Reclassification, Policy [Policy Text Block]
Reclassifications - We have reclassified for 2013 the operations of facilities meeting the accounting criteria as either being sold or held for sale as discontinued operations in the Condensed Consolidated Statements of Income. There is no change to reported net income for the prior periods as a result of this reclassification.
New Accounting Pronouncements, Policy
New Accounting Pronouncements - In the first quarter of 2014, we adopted ASU 2014-08, Reporting Discontinued Operations and Disclosures of Disposals of Components of an Entity. Under ASU 2014-08, disposals will be reported as discontinued operations only when the disposal represents a strategic shift that will have a major effect on our operations and financial results. Previously, we reported the disposition of components that were either reporting units, subsidiaries, or asset groups as discontinued operations. ASU 2014-08 is effective for all disposals (or classifications as held for sale) of components that occur on or after December 15, 2014. We have elected early adoption, under which terms we will prospectively apply ASU 2014-08 and report as discontinued operations only those disposals (or classifications as held for sale) that have not been previously reported.

In May 2014 the FASB issued ASU 2014-09, Revenue from Contracts with Customers. ASU 2014-09 provides a principles-based approach for a broad range of revenue generating transactions, including the sale of real estate, which will generally require more estimates and more judgment and more disclosures than under current guidance. Because this ASU specifically excludes lease contracts from its scope, its application is not expected to impact our recognition of rental income on a straight-line basis. ASU 2014-09 is effective for public entities for annual periods beginning after December 15, 2016, including interim periods therein. Early adoption is prohibited. We have yet to determine the method by which ASU 2014-09 will be adopted in 2017 and we are continuing to study the effect that our eventual adoption of this standard will have on our reported financial position and results of operation, the extent of which cannot be reasonably estimable at this time.
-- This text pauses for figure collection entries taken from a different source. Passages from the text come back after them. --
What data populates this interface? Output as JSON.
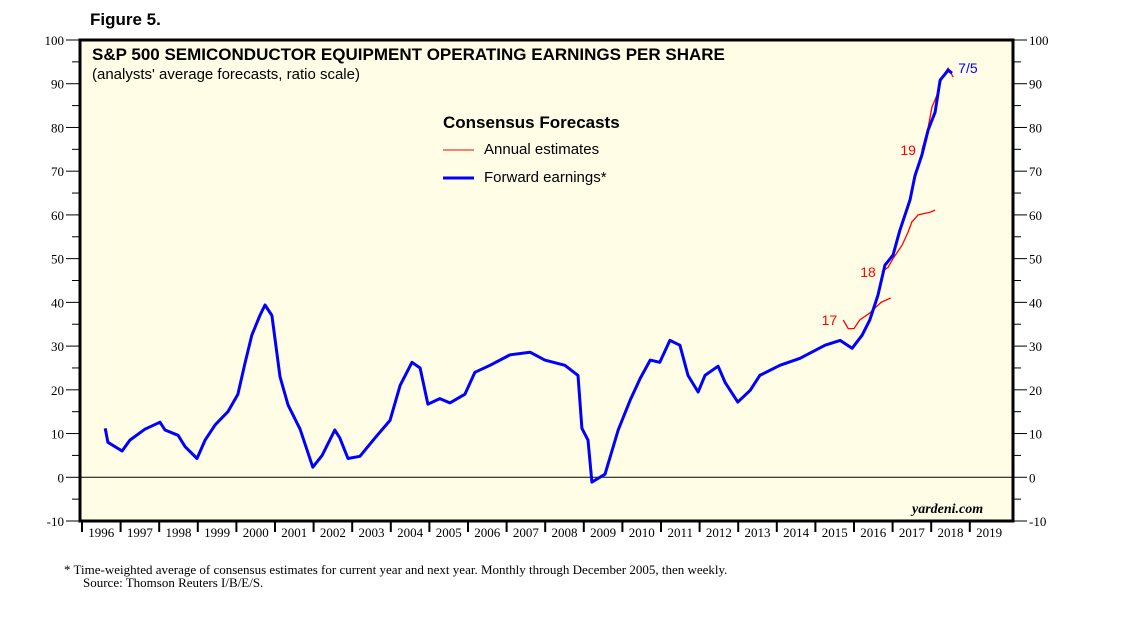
{
  "figure_label": "Figure 5.",
  "footnote": "*  Time-weighted average of consensus estimates for current year and next year. Monthly through December 2005, then weekly.",
  "source": "Source: Thomson Reuters I/B/E/S.",
  "chart_data": {
    "type": "line",
    "title": "S&P 500 SEMICONDUCTOR EQUIPMENT OPERATING EARNINGS PER SHARE",
    "subtitle": "(analysts' average forecasts, ratio scale)",
    "legend_title": "Consensus Forecasts",
    "legend_placement": "top-center",
    "watermark": "yardeni.com",
    "ylim": [
      -10,
      100
    ],
    "yticks": [
      -10,
      0,
      10,
      20,
      30,
      40,
      50,
      60,
      70,
      80,
      90,
      100
    ],
    "xlim": [
      1996,
      2020
    ],
    "xticks": [
      "1996",
      "1997",
      "1998",
      "1999",
      "2000",
      "2001",
      "2002",
      "2003",
      "2004",
      "2005",
      "2006",
      "2007",
      "2008",
      "2009",
      "2010",
      "2011",
      "2012",
      "2013",
      "2014",
      "2015",
      "2016",
      "2017",
      "2018",
      "2019"
    ],
    "colors": {
      "annual": "#ff0000",
      "forward": "#0000ff",
      "background": "#fffde6"
    },
    "series": [
      {
        "name": "Forward earnings*",
        "color": "#0000ff",
        "end_label": "7/5",
        "points": [
          [
            1996.6,
            11.2
          ],
          [
            1996.67,
            8
          ],
          [
            1997.04,
            6
          ],
          [
            1997.24,
            8.5
          ],
          [
            1997.63,
            11
          ],
          [
            1998.02,
            12.6
          ],
          [
            1998.15,
            10.8
          ],
          [
            1998.49,
            9.6
          ],
          [
            1998.67,
            7
          ],
          [
            1998.98,
            4.3
          ],
          [
            1999.19,
            8.5
          ],
          [
            1999.45,
            12
          ],
          [
            1999.78,
            15
          ],
          [
            2000.04,
            19
          ],
          [
            2000.22,
            26
          ],
          [
            2000.4,
            32.5
          ],
          [
            2000.61,
            37
          ],
          [
            2000.74,
            39.4
          ],
          [
            2000.92,
            37
          ],
          [
            2001.13,
            23
          ],
          [
            2001.34,
            16.5
          ],
          [
            2001.65,
            11
          ],
          [
            2001.98,
            2.3
          ],
          [
            2002.22,
            5
          ],
          [
            2002.55,
            10.8
          ],
          [
            2002.68,
            9
          ],
          [
            2002.89,
            4.3
          ],
          [
            2003.2,
            4.8
          ],
          [
            2003.59,
            9
          ],
          [
            2003.98,
            13
          ],
          [
            2004.24,
            21
          ],
          [
            2004.55,
            26.3
          ],
          [
            2004.76,
            25
          ],
          [
            2004.96,
            16.7
          ],
          [
            2005.27,
            18
          ],
          [
            2005.53,
            17
          ],
          [
            2005.92,
            19
          ],
          [
            2006.18,
            24
          ],
          [
            2006.57,
            25.6
          ],
          [
            2007.09,
            28
          ],
          [
            2007.61,
            28.6
          ],
          [
            2007.99,
            26.8
          ],
          [
            2008.51,
            25.6
          ],
          [
            2008.85,
            23.3
          ],
          [
            2008.95,
            11.2
          ],
          [
            2009.11,
            8.5
          ],
          [
            2009.21,
            -1.1
          ],
          [
            2009.55,
            0.7
          ],
          [
            2009.89,
            10.8
          ],
          [
            2010.2,
            17.6
          ],
          [
            2010.46,
            22.6
          ],
          [
            2010.72,
            26.8
          ],
          [
            2010.97,
            26.3
          ],
          [
            2011.23,
            31.3
          ],
          [
            2011.49,
            30.2
          ],
          [
            2011.7,
            23.3
          ],
          [
            2011.96,
            19.5
          ],
          [
            2012.14,
            23.3
          ],
          [
            2012.48,
            25.4
          ],
          [
            2012.66,
            21.7
          ],
          [
            2012.99,
            17.2
          ],
          [
            2013.31,
            19.9
          ],
          [
            2013.56,
            23.3
          ],
          [
            2014.08,
            25.6
          ],
          [
            2014.6,
            27.2
          ],
          [
            2015.25,
            30.2
          ],
          [
            2015.64,
            31.3
          ],
          [
            2015.95,
            29.5
          ],
          [
            2016.21,
            32.5
          ],
          [
            2016.41,
            36
          ],
          [
            2016.62,
            41.6
          ],
          [
            2016.8,
            48.5
          ],
          [
            2017.01,
            50.8
          ],
          [
            2017.19,
            56.5
          ],
          [
            2017.45,
            63.4
          ],
          [
            2017.58,
            69
          ],
          [
            2017.76,
            73.7
          ],
          [
            2017.92,
            79.4
          ],
          [
            2018.1,
            83.5
          ],
          [
            2018.23,
            90.8
          ],
          [
            2018.44,
            93.1
          ],
          [
            2018.54,
            92.4
          ]
        ]
      },
      {
        "name": "Annual estimates",
        "color": "#ff0000",
        "label": "17",
        "points": [
          [
            2015.72,
            36
          ],
          [
            2015.85,
            34
          ],
          [
            2016.0,
            34
          ],
          [
            2016.15,
            36
          ],
          [
            2016.4,
            37.5
          ],
          [
            2016.7,
            40
          ],
          [
            2016.95,
            41
          ]
        ]
      },
      {
        "name": "Annual estimates",
        "color": "#ff0000",
        "label": "18",
        "points": [
          [
            2016.72,
            47
          ],
          [
            2016.88,
            48
          ],
          [
            2017.01,
            50
          ],
          [
            2017.24,
            53
          ],
          [
            2017.4,
            56
          ],
          [
            2017.5,
            58.4
          ],
          [
            2017.66,
            60
          ],
          [
            2017.97,
            60.6
          ],
          [
            2018.1,
            61.1
          ]
        ]
      },
      {
        "name": "Annual estimates",
        "color": "#ff0000",
        "label": "19",
        "points": [
          [
            2017.76,
            74.8
          ],
          [
            2017.92,
            80
          ],
          [
            2018.02,
            84.7
          ],
          [
            2018.15,
            87.4
          ],
          [
            2018.28,
            91.5
          ],
          [
            2018.44,
            93.6
          ],
          [
            2018.57,
            91.5
          ]
        ]
      }
    ]
  }
}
In June 2014 the FASB issued ASU 2014-12, Accounting for Share-Based Payments When the Terms of an Award Provide That a Performance Target Could Be Achieved after the Requisite Service Period. Current FASB guidance does not state whether instruments within the scope of ASU 2014-12 should be treated as a performance condition that affects vesting or as a nonvesting condition that affects the grant-date fair value of an award. Among its provisions, this ASU clarifies that the performance target should not be reflected in estimating the grant-date fair value of the award. Rather, compensation cost should be recognized in the period in which it becomes probable that the performance target will be achieved and should represent the compensation cost attributable to the period(s) for which the requisite service has already been rendered. ASU 2014-12 is effective for interim and annual periods beginning after December 15, 2015. Early adoption is permitted. We are studying the effects of the ASU prior to adoption. We have not previously issued instruments within its scope, and, accordingly, our eventual adoption of the new standard is expected to have no effect on our financial position, results of operation or cash flows.